I have been thinking a lot about this project lately. From start I have thought that I want a database as the base for my new model compiler. This kind of thinking is based on the fact that you need a meta-model for your modelling language. Since UML is my modelling language the metamodel can also be expressed easily in UML itself and the class diagrams from UML maps easily to a database. Once you have a metamodel for your modelling language you can easily navigate around it and generate the target code. Well, in my case code, if you look at the OMG MDA stuff they tend to talk about model to model transformations and call code a model. Well, sure it is but it turns too many heads around so lets call it code.
So how about the code templates and the navigation? My current model compiler uses XSLT which has both the templates and navigation. They are mixed in the same file, which may not be optimal, but it works. The problem with XSLT is that its but for transforming XML. I should correct myself again before I get complaints. It's built to transform tree structures. XMI and XMI-Light are XML and can be handled by XSLT, no problem.
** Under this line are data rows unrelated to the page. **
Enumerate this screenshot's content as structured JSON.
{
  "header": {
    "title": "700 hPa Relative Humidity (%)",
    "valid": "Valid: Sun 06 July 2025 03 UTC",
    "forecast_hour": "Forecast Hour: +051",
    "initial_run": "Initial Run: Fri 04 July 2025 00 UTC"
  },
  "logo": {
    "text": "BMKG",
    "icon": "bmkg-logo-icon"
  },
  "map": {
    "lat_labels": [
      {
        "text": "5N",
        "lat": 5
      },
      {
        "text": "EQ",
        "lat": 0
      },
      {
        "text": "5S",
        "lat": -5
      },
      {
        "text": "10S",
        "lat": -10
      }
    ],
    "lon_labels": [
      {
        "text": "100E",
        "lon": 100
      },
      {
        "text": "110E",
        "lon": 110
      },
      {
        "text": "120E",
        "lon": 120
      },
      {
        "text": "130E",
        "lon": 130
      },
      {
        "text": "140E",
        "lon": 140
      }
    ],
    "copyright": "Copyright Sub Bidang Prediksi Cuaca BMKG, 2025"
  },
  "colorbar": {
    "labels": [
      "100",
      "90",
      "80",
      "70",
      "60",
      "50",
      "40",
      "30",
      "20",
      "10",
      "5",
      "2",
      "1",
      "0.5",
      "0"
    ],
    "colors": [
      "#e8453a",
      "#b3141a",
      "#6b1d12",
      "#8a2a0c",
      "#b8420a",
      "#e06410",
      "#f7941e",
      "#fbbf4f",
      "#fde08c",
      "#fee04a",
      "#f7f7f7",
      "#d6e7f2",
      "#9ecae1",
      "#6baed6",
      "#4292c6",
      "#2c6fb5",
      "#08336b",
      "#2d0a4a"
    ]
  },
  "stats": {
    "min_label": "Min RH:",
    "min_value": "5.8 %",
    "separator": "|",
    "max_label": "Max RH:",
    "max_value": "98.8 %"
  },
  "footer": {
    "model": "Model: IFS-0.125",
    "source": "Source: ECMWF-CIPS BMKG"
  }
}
Output does not need to be XML. In UMT output is XML but just so much that UMT knows what to emit to different files.
Here comes the problem. The UML metamodel is not a tree. UML models may occationally be possible to represent as a tree, but the UML metamodel is not one of those. In order to represent UML models in XMI (and XMI-Light) a mechanism to link nodes using id and idref attributes in XML has been choosen. This works, but it's awkward to navigate using XSLT. XSLT is a quite different language to learn and normal querying is complicated enough without having to mess with the id/idref stuff aswell.
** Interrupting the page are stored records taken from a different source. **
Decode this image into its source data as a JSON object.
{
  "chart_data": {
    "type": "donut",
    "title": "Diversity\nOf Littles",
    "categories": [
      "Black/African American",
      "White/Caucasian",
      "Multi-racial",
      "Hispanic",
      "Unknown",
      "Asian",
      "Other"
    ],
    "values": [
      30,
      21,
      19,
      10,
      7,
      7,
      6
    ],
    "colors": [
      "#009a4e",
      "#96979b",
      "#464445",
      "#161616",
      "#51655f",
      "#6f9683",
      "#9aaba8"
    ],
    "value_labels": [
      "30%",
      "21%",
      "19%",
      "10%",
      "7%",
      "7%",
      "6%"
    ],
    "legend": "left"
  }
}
This is where my brain has started ticking. Why not combine the best of two worlds.
How hard can it be? The XSLT engines I have come across all work on a DOM XML parser. DOM is hierarchical in its roots but really it's just a matter of tweaking the interior a bit so that instead of beeing so XML-ish it becomes more DB-ish. It should be possible to keep the DOM interface to it as far as the XSLT engine cares.
The second problem is that XSLT uses axes to do its queries on the XML document it tries to transform. One axis is child, in which you navigte to children of an element. In UML lingo this is kind of similar to navigating from onc class to another. Other axes are parent and sibling. When the structure is no longer hierarchical these just make no sense anymore. So the XSLT parser need to be hacked to stumble on these.
Of cource the database does not have to be a database in the traditional sense. It may well be an in memory database. It probably will get us a much faster model compilation if it is.
Another thing that needs to be hacked is the XML-loading. We really need to resolve these id/idref stuff and replace with associations between objects instead. This is probably more complicated then the rest of the changes all together.
This really does not sound too complicated. Does it? I have done some internet searches to see what's already been done but I have not yet found something really interesting.